Absolutamente, las organizaciones comunitarias también nos vamos a ver afectadas, nosotros atendemos como a unas 5,000 personas y derivamos a muchos de ellos al Centro de Salud de East Boston, la mayoría va al centro, tienen su médico, se identifica con el servicio, pero si esta gente sale las mismas instituciones se van a ver afectadas, nosotros vamos a ser afectados. Va a ser una cadena, sin tratar de ser alarmistas que ese no es el punto, sino de ir preparando a la comunidad.

¿Qué es lo que tenemos que hacer como comunidad?

Organizarnos, tenemos que establecer un diálogo con nuestros Representantes estatales y Concejales de la Ciudad para presentar un frente con alternativas concretas, existe la capacidad profesional e intelectual para hacerlo, que nos den la oportunidad de dialogar, de intentar un proceso de arriba para abajo, no podemos estar afuera, tenemos que estar metidos en el proceso.

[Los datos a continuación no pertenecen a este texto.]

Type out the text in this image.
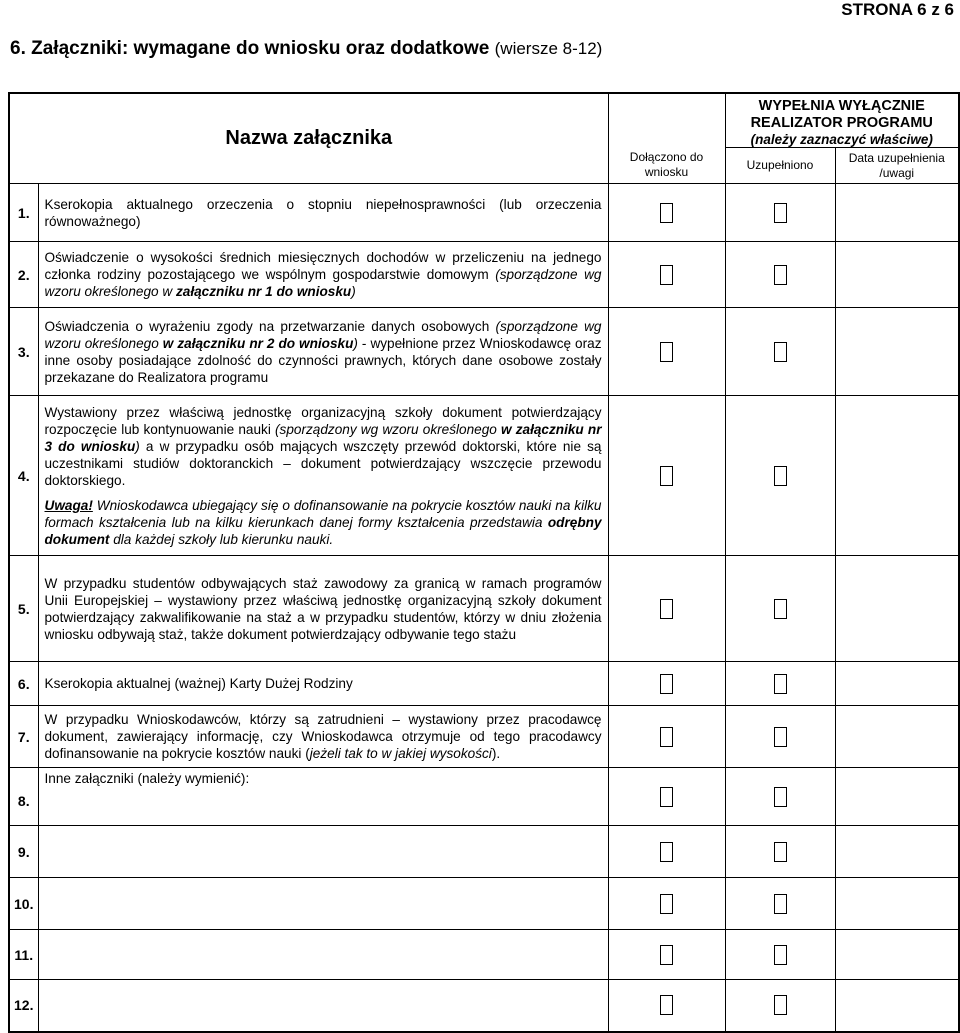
STRONA 6 z 6
6. Załączniki: wymagane do wniosku oraz dodatkowe (wiersze 8-12)
Nazwa załącznika		Dołączono do wniosku	WYPEŁNIA WYŁĄCZNIE
REALIZATOR PROGRAMU
(należy zaznaczyć właściwe)	

			Uzupełniono	Data uzupełnienia /uwagi
1.	Kserokopia aktualnego orzeczenia o stopniu niepełnosprawności (lub orzeczenia równoważnego)			
2.	Oświadczenie o wysokości średnich miesięcznych dochodów w przeliczeniu na jednego członka rodziny pozostającego we wspólnym gospodarstwie domowym (sporządzone wg wzoru określonego w załączniku nr 1 do wniosku)			
3.	Oświadczenia o wyrażeniu zgody na przetwarzanie danych osobowych (sporządzone wg wzoru określonego w załączniku nr 2 do wniosku) - wypełnione przez Wnioskodawcę oraz inne osoby posiadające zdolność do czynności prawnych, których dane osobowe zostały przekazane do Realizatora programu			
4.	Wystawiony przez właściwą jednostkę organizacyjną szkoły dokument potwierdzający rozpoczęcie lub kontynuowanie nauki (sporządzony wg wzoru określonego w załączniku nr 3 do wniosku) a w przypadku osób mających wszczęty przewód doktorski, które nie są uczestnikami studiów doktoranckich – dokument potwierdzający wszczęcie przewodu doktorskiego.

Uwaga! Wnioskodawca ubiegający się o dofinansowanie na pokrycie kosztów nauki na kilku formach kształcenia lub na kilku kierunkach danej formy kształcenia przedstawia odrębny dokument dla każdej szkoły lub kierunku nauki.			

5.	W przypadku studentów odbywających staż zawodowy za granicą w ramach programów Unii Europejskiej – wystawiony przez właściwą jednostkę organizacyjną szkoły dokument potwierdzający zakwalifikowanie na staż a w przypadku studentów, którzy w dniu złożenia wniosku odbywają staż, także dokument potwierdzający odbywanie tego stażu			
6.	Kserokopia aktualnej (ważnej) Karty Dużej Rodziny			
7.	W przypadku Wnioskodawców, którzy są zatrudnieni – wystawiony przez pracodawcę dokument, zawierający informację, czy Wnioskodawca otrzymuje od tego pracodawcy dofinansowanie na pokrycie kosztów nauki (jeżeli tak to w jakiej wysokości).			
8.	Inne załączniki (należy wymienić):			
9.				
10.				
11.				
12.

¿Pero cómo si hay tanta desigualdad?

Esa es la madre del cordero. Boston es una sociedad racial, con los servicios en los que uno ve todavía racismo. De 50 ciudades a nivel nacional Boston es la tercera en desigualdad de ingresos, lo que quiere decir que si un trabajador gana 20,000 dólares al año el otro hace 15 veces más, es decir unos 300 mil dólares al año.

Boston es la tercera ciudad de los Estados Unidos con esa desigualdad y eso para una ciudad que se vanagloria de la diversidad, de las libertades públicas, de la inclusión es una contradicción letal. Existe esta disparidad y ¿quiénes somos la mayoría de personas de bajos ingresos? Los inmigrantes latinos.